Writing in the New York Times Thursday, the tech columnist Farhad Manjoo observed that Flanagan, a former journalist himself, knew how to generate maximum visibility. Double homicides are a dime a dozen in this country; he knew that without his videos, without social media, no one would ever pay attention to him. We’ve long become accustomed to this sort of violence, to the extent that it no longer provokes the usual emotional reaction: We are no longer horrified, and we’ve long since stopped feeling the victim’s loss on a personal level.

[We’re now averaging more than one mass shooting a day in 2015]

But we felt this one, didn’t we? Certainly the social reaction suggests it: thousands of retweets of Hurst’s memorial, hundreds upon hundreds of grieving comments. Parker and Ward were themselves very active on social media, and their Twitter handles continue to be mentioned every few minutes: “rest in peace sweetheart” — “we are praying for your family” — “you will not be forgotten.” It’s almost as if we’ve been resensitized, via social media, to the impacts of gun violence.

Neither Flanagan nor his video did that — but the now-iconic selfie of Ward and Parker did.
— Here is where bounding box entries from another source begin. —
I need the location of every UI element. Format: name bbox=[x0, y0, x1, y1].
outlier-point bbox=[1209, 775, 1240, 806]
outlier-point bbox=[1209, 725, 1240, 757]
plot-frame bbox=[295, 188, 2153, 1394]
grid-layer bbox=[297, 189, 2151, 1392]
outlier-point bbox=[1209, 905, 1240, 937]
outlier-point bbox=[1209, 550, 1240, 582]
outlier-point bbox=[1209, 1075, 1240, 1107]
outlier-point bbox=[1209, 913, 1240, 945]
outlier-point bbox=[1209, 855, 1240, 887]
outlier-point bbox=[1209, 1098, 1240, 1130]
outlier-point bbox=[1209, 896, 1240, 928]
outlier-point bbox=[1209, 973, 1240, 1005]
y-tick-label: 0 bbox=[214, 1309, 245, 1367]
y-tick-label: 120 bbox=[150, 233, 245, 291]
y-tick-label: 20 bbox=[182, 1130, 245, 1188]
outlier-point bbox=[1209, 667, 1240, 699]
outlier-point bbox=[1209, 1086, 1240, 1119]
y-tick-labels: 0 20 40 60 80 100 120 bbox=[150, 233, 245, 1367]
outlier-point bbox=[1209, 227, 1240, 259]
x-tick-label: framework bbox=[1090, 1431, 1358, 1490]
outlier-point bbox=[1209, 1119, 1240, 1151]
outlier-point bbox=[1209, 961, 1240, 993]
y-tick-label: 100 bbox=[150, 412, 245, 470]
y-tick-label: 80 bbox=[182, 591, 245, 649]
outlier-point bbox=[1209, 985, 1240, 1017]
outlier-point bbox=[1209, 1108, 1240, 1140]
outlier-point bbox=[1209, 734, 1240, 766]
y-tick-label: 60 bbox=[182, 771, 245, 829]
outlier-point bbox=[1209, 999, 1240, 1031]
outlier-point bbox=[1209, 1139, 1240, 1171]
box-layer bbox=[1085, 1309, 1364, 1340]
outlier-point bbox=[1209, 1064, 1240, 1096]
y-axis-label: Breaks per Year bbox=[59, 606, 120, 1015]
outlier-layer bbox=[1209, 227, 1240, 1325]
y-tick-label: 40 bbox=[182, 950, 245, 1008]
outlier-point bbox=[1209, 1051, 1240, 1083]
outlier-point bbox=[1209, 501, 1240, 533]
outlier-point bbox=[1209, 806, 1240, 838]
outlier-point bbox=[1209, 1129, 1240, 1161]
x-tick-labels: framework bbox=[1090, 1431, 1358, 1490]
I suspect we are now so very intimate with the death of distant strangers that we’ve become estranged from the tangible reality of it. But when a victim’s family posts remembrances to Twitter, you must witness their pain first-hand, in that moment. When you scroll through a victim’s feed and see photos of his cat, of his last vacation, of him proposing to his girlfriend at the Newseum in D.C., you must confront his humanity. You must process him not as a character in a distant news event, but as a relatable, sympathetic human being — a human being who was, until yesterday morning, exactly as real as you or me.

There is already an enormous amount of speculation over whether the tactics of “social media murder” will be copied by others; certainly, the literature suggests there’s a strong possibility. But it oversimplifies the aftermath of Thursday’s horror to suggest that Flanagan played us all for amoral, unthinking fools, “twisting” social media — to quote Mashable — into a bullhorn for evil. It’s inaccurate to say, without qualification, that his tactic “worked,” even — because just as his video spread across the Internet, even more people shared that photo of Parker and Ward.

Look at these photos. Cry over them. And then share them far and wide. As much as Flanagan may have wanted to bend these platforms to his own deranged agenda, we can also use them to keep some kind of outrage, and empathy, alive.